We will now lookn at random forest models for performing the same classificaiton and regression tasks. For classification, we will first use the same maximum tree depth as before of 3.

In [None]:
model = RandomForestClassifier(random_state=0, max_depth=max_depth_class)

gs = GridSearchCV(
    model,
    param_grid={"n_estimators": range(20, 120, 20)},
    return_train_score=True,
    scoring="accuracy",
    cv=kfold,
    n_jobs=4,
)
gs.fit(x, y_class)
plot_grid_search_results(gs)
plt.ylabel("accuracy");

We see that with a maximum depth of 3, there is very little overfitting, but the performance is somewhat lower that what we have achieved with gradient boosting.
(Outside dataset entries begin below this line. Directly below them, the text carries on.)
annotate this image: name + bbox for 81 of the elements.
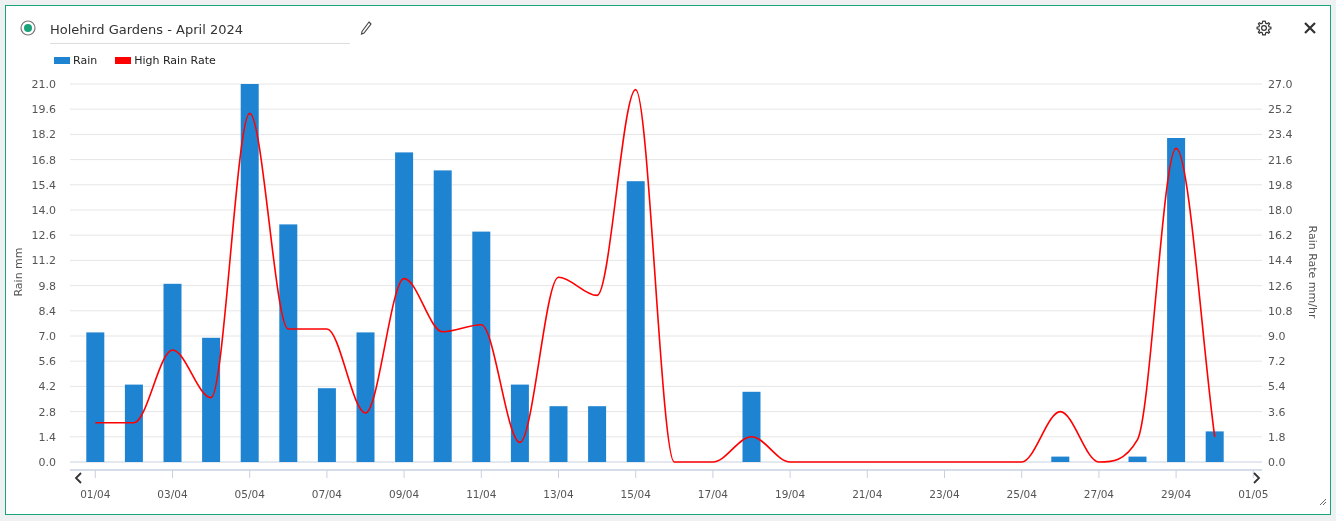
rain-bar[interactable] (1128, 456, 1147, 462)
axis-tick-label: 15/04 (620, 488, 651, 500)
axis-tick-label: 27/04 (1083, 488, 1115, 500)
axis-tick-label: 3.6 (1268, 405, 1286, 419)
axis-tick-label: 21.6 (1268, 153, 1293, 167)
axis-tick-label: 7.0 (38, 330, 56, 343)
axis-tick-label: 16.2 (1268, 229, 1293, 243)
axis-tick-label: 19.8 (1268, 178, 1293, 192)
axis-tick-label: 2.8 (38, 405, 56, 419)
rain-bar[interactable] (86, 332, 105, 462)
rain-bar[interactable] (240, 84, 259, 462)
axis-tick-label: 12.6 (1268, 279, 1293, 293)
axis-tick-label: 05/04 (234, 488, 265, 500)
axis-tick-label: 0.0 (1268, 456, 1286, 469)
rain-bar[interactable] (1051, 456, 1070, 462)
rain-bar[interactable] (588, 406, 607, 462)
axis-tick-label: 18.0 (1268, 204, 1293, 217)
axis-tick-label: 01/04 (80, 488, 111, 500)
axis-tick-label: 21.0 (31, 78, 56, 91)
close-icon (1304, 22, 1316, 34)
title-field[interactable]: Holehird Gardens - April 2024 (50, 12, 350, 44)
axis-tick-label: 23.4 (1268, 128, 1293, 142)
close-button[interactable] (1304, 22, 1316, 34)
axis-tick-label: 7.2 (1268, 355, 1286, 369)
rain-bar[interactable] (395, 152, 414, 462)
axis-tick-label: 11/04 (466, 488, 497, 500)
rain-bar[interactable] (472, 231, 491, 462)
rain-bar[interactable] (626, 181, 645, 462)
scroll-right-button[interactable] (1253, 472, 1261, 484)
axis-title: Rain mm (12, 247, 25, 297)
axis-tick-label: 12.6 (31, 229, 56, 243)
settings-icon (1256, 20, 1272, 36)
axis-tick-label: 18.2 (31, 128, 56, 142)
axis-tick-label: 13/04 (543, 488, 574, 500)
legend-label[interactable]: High Rain Rate (134, 53, 216, 67)
axis-tick-label: 14.0 (31, 204, 56, 217)
axis-tick-label: 25/04 (1006, 488, 1037, 500)
axis-tick-label: 15.4 (31, 178, 56, 192)
axis-tick-label: 19.6 (31, 103, 56, 117)
rain-bar[interactable] (124, 384, 143, 462)
rain-bar[interactable] (1167, 138, 1186, 462)
pencil-icon (360, 21, 372, 35)
axis-tick-label: 21/04 (852, 488, 883, 500)
axis-tick-label: 17/04 (697, 488, 729, 500)
axis-tick-label: 07/04 (311, 488, 343, 500)
rain-bar[interactable] (742, 391, 761, 462)
settings-button[interactable] (1256, 20, 1272, 36)
legend-label[interactable]: Rain (73, 53, 98, 67)
rain-bar[interactable] (279, 224, 298, 462)
rain-bar[interactable] (1205, 431, 1224, 462)
rain-bar[interactable] (433, 170, 452, 462)
axis-tick-label: 5.4 (1268, 380, 1286, 394)
radio-button[interactable] (20, 20, 36, 36)
axis-tick-label: 29/04 (1160, 488, 1192, 500)
rain-bar[interactable] (202, 337, 221, 462)
axis-tick-label: 16.8 (31, 153, 56, 167)
axis-tick-label: 11.2 (31, 254, 56, 268)
axis-title: Rain Rate mm/hr (1306, 225, 1319, 319)
rain-bar[interactable] (317, 388, 336, 462)
axis-tick-label: 1.4 (38, 430, 56, 444)
axis-tick-label: 09/04 (388, 488, 420, 500)
axis-tick-label: 4.2 (38, 380, 56, 394)
axis-tick-label: 03/04 (157, 488, 188, 500)
axis-tick-label: 9.0 (1268, 330, 1286, 343)
scroll-left-button[interactable] (74, 472, 82, 484)
resize-grip-icon[interactable] (1319, 498, 1327, 506)
axis-tick-label: 01/05 (1238, 488, 1269, 500)
axis-tick-label: 19/04 (774, 488, 806, 500)
axis-tick-label: 0.0 (38, 456, 56, 469)
axis-tick-label: 14.4 (1268, 254, 1293, 268)
edit-button[interactable] (360, 21, 372, 35)
axis-tick-label: 27.0 (1268, 78, 1293, 91)
axis-tick-label: 23/04 (929, 488, 960, 500)
rain-bar[interactable] (356, 332, 375, 462)
axis-tick-label: 8.4 (38, 304, 56, 318)
axis-tick-label: 9.8 (38, 279, 56, 293)
axis-tick-label: 25.2 (1268, 103, 1293, 117)
axis-tick-label: 1.8 (1268, 430, 1286, 444)
rain-bar[interactable] (510, 384, 529, 462)
axis-tick-label: 5.6 (38, 355, 56, 369)
axis-tick-label: 10.8 (1268, 304, 1293, 318)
Let us now remove all variables and let the default implementation try to find the optimal random forest model.

In [None]:
model = RandomForestClassifier(random_state=0)

gs = GridSearchCV(
    model,
    param_grid={"n_estimators": range(1, 40, 4)},
    return_train_score=True,
    scoring="accuracy",
    cv=kfold,
    n_jobs=4,
)
gs.fit(x, y_class)
plot_grid_search_results(gs)
plt.ylabel("accuracy");

We see that the performance has substantially improved for both training and test data, but there is evidence of significant overfitting!
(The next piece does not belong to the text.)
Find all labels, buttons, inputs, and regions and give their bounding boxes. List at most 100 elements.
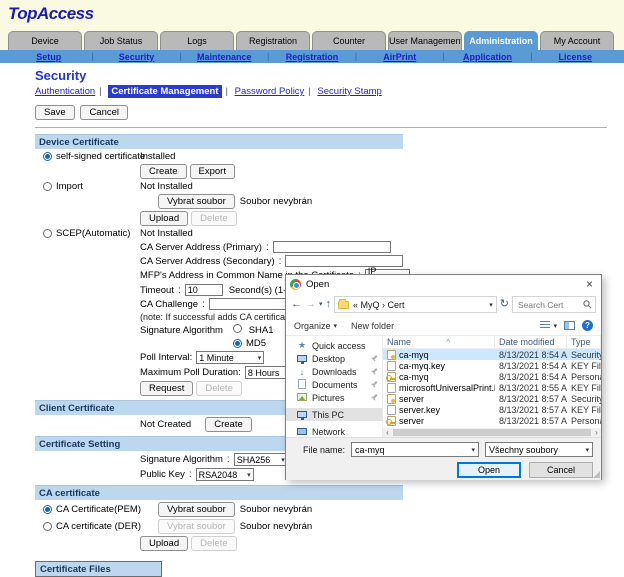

We can gain some insights into how the random forest is getting this performance by looking at the feature importances. 

In [None]:
model = RandomForestClassifier(random_state=0, n_estimators=20)
model.fit(x, y_class)
plt.subplots(figsize=(16, 16))
sns.barplot(model.feature_importances_, list(x.columns), orient="h")
plt.xlabel("Feature importance");

We will now look at the random forest for the regression task.

In [None]:
model = RandomForestRegressor(random_state=0, max_depth=max_depth_reg)

gs = GridSearchCV(
    model,
    param_grid={"n_estimators": range(1, 20, 2)},
    return_train_score=True,
    scoring="neg_mean_squared_error",
    cv=kfold,
    n_jobs=8,
)
gs.fit(x, y_reg)
plot_grid_search_results(gs)
plt.ylabel("-MSE");

With the same max depth, we see that the performance has substantially improved. A test MSE of < 1eV is now possible but again, we see quite a bit of overfitting. Let's try to gain some insight into the base decision tree being used with 10 estimators.

While you can try to further tweak he model by setting parameters like `min_samples leaf`, a simpler approach is to just let the algorithm automatically prune the tree by setting the $\alpha$ parameter.

In [None]:
model = RandomForestRegressor(random_state=0, max_depth=15, n_estimators=10)

gs = GridSearchCV(
    model,
    param_grid={"ccp_alpha": [1e-5, 1e-4, 1e-3, 1e-2, 1e-1]},
    return_train_score=True,
    scoring="neg_mean_squared_error",
    cv=kfold,
    n_jobs=8,
)
gs.fit(x, y_reg)
plot_grid_search_results(gs)
plt.ylabel("-MSE")
plt.xscale("log")

Quite clearly, there is a tradeoff between tree complexity, MSE and overfitting. At high $\alpha > 1e-3$, there is minimal overfitting but the best we can do is an MSE of around 1.2 eV or more. The less the overfitting, the more confidence we have about the model being generalizable to future unseen data.